Long before the phrase “Christmas in July” meant shopping specials and holiday reruns on TV, a sleepaway camp called Keystone in the mountains outside Asheville, North Carolina, launched a summer holiday celebration for its campers.
Fannie Holt, one of the women who founded Keystone Camp in Brevard in 1916, dreamed up a “Christmas in July” celebration for July 24 and 25, 1933. Theories abound as to why she began it—perhaps to remedy how much camp friends missed each other during the winter holidays, speculates current Keystone camp director Page Ives Lemel. Or maybe to introduce the “secret Santa” concept into craft time so the girls would make each other gifts. “Miss Fannie was an interesting character who was very creative,” Lemel says.
The Washington Post covered the inaugural 1933 Christmas in July at Keystone, making it the first recorded event of its kind, complete with caroling, gifts, and a trimmed tree. “There were different colored lights, which made the tree quite bright and gay,” said camper Blanche Ulmer Pavlis, who described the fete in Keystone’s records. “Then who should arrive but Santa Claus himself…to the tune of ‘Jingle Bells.’ After saying ‘Hello’ to everyone he began giving out the presents. Then the carolers began throwing cotton imitation snow. And those who have never seen snow got quite a thrill.”

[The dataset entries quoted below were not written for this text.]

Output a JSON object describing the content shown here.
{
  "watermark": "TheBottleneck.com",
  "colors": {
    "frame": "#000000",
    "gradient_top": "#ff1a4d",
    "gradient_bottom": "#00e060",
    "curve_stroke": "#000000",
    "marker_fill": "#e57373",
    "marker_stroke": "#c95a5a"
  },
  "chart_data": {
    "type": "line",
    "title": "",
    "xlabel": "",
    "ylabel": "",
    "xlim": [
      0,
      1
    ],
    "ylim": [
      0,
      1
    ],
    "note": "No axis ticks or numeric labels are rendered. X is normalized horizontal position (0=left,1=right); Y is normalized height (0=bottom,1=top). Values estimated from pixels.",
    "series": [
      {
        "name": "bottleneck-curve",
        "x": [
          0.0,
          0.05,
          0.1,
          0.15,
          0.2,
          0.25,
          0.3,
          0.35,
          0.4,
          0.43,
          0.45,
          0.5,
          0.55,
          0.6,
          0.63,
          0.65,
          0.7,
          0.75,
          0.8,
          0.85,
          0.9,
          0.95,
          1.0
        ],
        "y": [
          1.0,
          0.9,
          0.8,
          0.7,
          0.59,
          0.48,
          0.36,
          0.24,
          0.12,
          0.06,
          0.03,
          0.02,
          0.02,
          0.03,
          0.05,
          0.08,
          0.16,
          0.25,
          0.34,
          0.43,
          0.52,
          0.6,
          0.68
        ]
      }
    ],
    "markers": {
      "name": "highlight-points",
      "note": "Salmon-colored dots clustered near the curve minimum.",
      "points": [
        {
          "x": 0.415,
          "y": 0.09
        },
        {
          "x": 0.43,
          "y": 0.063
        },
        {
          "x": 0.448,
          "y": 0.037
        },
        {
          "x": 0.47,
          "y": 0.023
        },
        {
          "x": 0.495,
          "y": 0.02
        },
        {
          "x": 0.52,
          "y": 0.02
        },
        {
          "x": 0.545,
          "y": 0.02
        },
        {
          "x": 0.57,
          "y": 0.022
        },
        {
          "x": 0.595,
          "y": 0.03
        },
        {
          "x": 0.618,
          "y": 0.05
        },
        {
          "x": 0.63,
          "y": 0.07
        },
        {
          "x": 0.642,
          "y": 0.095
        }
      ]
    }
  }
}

Girls attended Keystone from as far away as Florida, which is perhaps one reason the tradition spread, Lemel says. For decades after that first summertime Noel, Keystone continued the celebration, with Santa arriving in the back of a pickup truck and handing out presents. These days, the camp throws a more general holiday party in late July, but girls always sing carols, make crafts, and snack on milk and cookies (a longstanding nightly ritual).
The idea of a summer yuletide gained national attention with the 1940 film “Christmas in July,” and just four years later, the U.S. Post Office promoted an early Christmas card mailing campaign for soldiers during World War II. By the 1950s, stores across the country were using “Christmas in July” as a theme for advertisements and summer sales. These days, the Hallmark Channel schedules a whole week of Christmas movies in July.
In the Tarheel State this weekend, the town of West Jefferson will host its thirty-first annual Christmas in July Festival, which honors the region’s evergreen tree farms and features live music and Santa sightings—and it’s just a few hours north of where it all began, Keystone Camp.